Hitchcock filma en esta
película la ceguera del amor y sus calamidades; Ovidio, al referirse
en el Ars amandi al capítulo de “Las tristezas del amor”, dice:
“Pocos placeres y muchas pesadumbres, tal es la suerte de los
enamorados: que preparen éstos su ánimo a numerosas pruebas”. El
naufragio del barco en el que viajan los Hill parece poner punto
final a las continuas desavenencias y desencuentros. Su vida se sitúa
a la deriva y la extrañeza los rescata de una muerte segura: un
junco chino les recoge y sus tripulantes no se inmutan ante la muerte
de un compatriota colgado por accidente de una cuerda, devoran gatos,
dan a luz a bordo sin emitir quejido y no les dirigen la palabra en
todo el trayecto. De nuevo, Emily y Fred continúan sufriendo un
éxodo elegido de consecuencias insospechadas, una prueba de amor que
terminará por estrechar de nuevo sus lazos, cierre moral que se
ajusta a los códigos de los años 30.
Quíen sabe qué otras vidas
conocieron la falsa princesa y el capitán Gordon, las aventuras
espirituales que tocaron con sus manos los aburguesados Hill: sin
duda es esta otra historia aún más apasionante. “Que el mar lo
transforme todo en algo rico y nuevo”, dice la cita de La tempestad
de Shakespeare que Hitchcock instera en los intertítulos.
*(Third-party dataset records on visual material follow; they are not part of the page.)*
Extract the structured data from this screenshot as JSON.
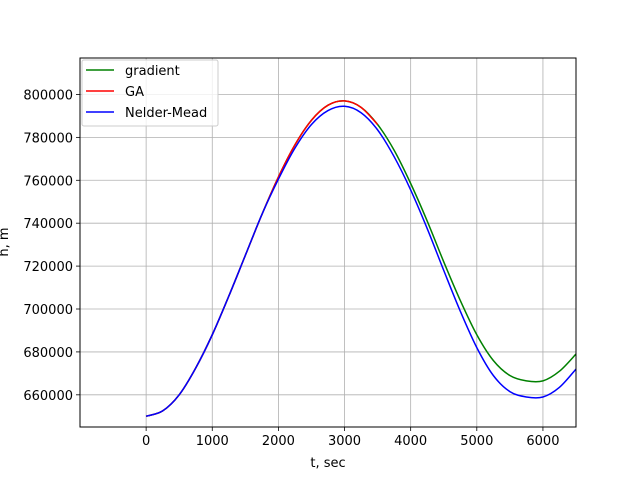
{
  "chart_data": {
    "type": "line",
    "title": "",
    "xlabel": "t, sec",
    "ylabel": "h, m",
    "xlim": [
      -1000,
      6500
    ],
    "ylim": [
      645000,
      817000
    ],
    "xticks": [
      0,
      1000,
      2000,
      3000,
      4000,
      5000,
      6000
    ],
    "yticks": [
      660000,
      680000,
      700000,
      720000,
      740000,
      760000,
      780000,
      800000
    ],
    "xtick_labels": [
      "0",
      "1000",
      "2000",
      "3000",
      "4000",
      "5000",
      "6000"
    ],
    "ytick_labels": [
      "660000",
      "680000",
      "700000",
      "720000",
      "740000",
      "760000",
      "780000",
      "800000"
    ],
    "grid": true,
    "legend_position": "top-left",
    "series": [
      {
        "name": "gradient",
        "color": "#008000",
        "x": [
          0,
          250,
          500,
          750,
          1000,
          1250,
          1500,
          1750,
          2000,
          2250,
          2500,
          2750,
          3000,
          3250,
          3500,
          3750,
          4000,
          4250,
          4500,
          4750,
          5000,
          5250,
          5500,
          5750,
          6000,
          6250,
          6500
        ],
        "y": [
          650000,
          652500,
          660000,
          672500,
          688000,
          706000,
          725000,
          744000,
          761500,
          776500,
          788000,
          795000,
          797000,
          794000,
          786000,
          774000,
          758500,
          741000,
          722000,
          704000,
          688000,
          676000,
          669000,
          666500,
          666500,
          671000,
          679000
        ]
      },
      {
        "name": "GA",
        "color": "#ff0000",
        "x": [
          0,
          250,
          500,
          750,
          1000,
          1250,
          1500,
          1750,
          2000,
          2250,
          2500,
          2750,
          3000,
          3250,
          3500
        ],
        "y": [
          650000,
          652500,
          660000,
          672500,
          688000,
          706000,
          725000,
          744000,
          761500,
          776500,
          788000,
          795000,
          797000,
          794000,
          786000
        ]
      },
      {
        "name": "Nelder-Mead",
        "color": "#0000ff",
        "x": [
          0,
          250,
          500,
          750,
          1000,
          1250,
          1500,
          1750,
          2000,
          2250,
          2500,
          2750,
          3000,
          3250,
          3500,
          3750,
          4000,
          4250,
          4500,
          4750,
          5000,
          5250,
          5500,
          5750,
          6000,
          6250,
          6500
        ],
        "y": [
          650000,
          652500,
          660000,
          672500,
          688000,
          706000,
          725000,
          744000,
          760500,
          775000,
          786000,
          792500,
          794500,
          791500,
          783500,
          771000,
          755500,
          737500,
          718000,
          699000,
          682000,
          669000,
          661500,
          659000,
          659000,
          663500,
          672000
        ]
      }
    ]
  }
}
Nos
preguntamos qué hubiera sucedido si realmente la aventura hubiera
sido completa y Fred y la princesa y Emily y el capitán Gordon se
hubieran atrevido a dar el salto que les separaba de ocho años de
matrimonio: seguramente a Hitchcock los productores y el público lo
hubieran defenestrado, expulsándole definitivamente de la industria.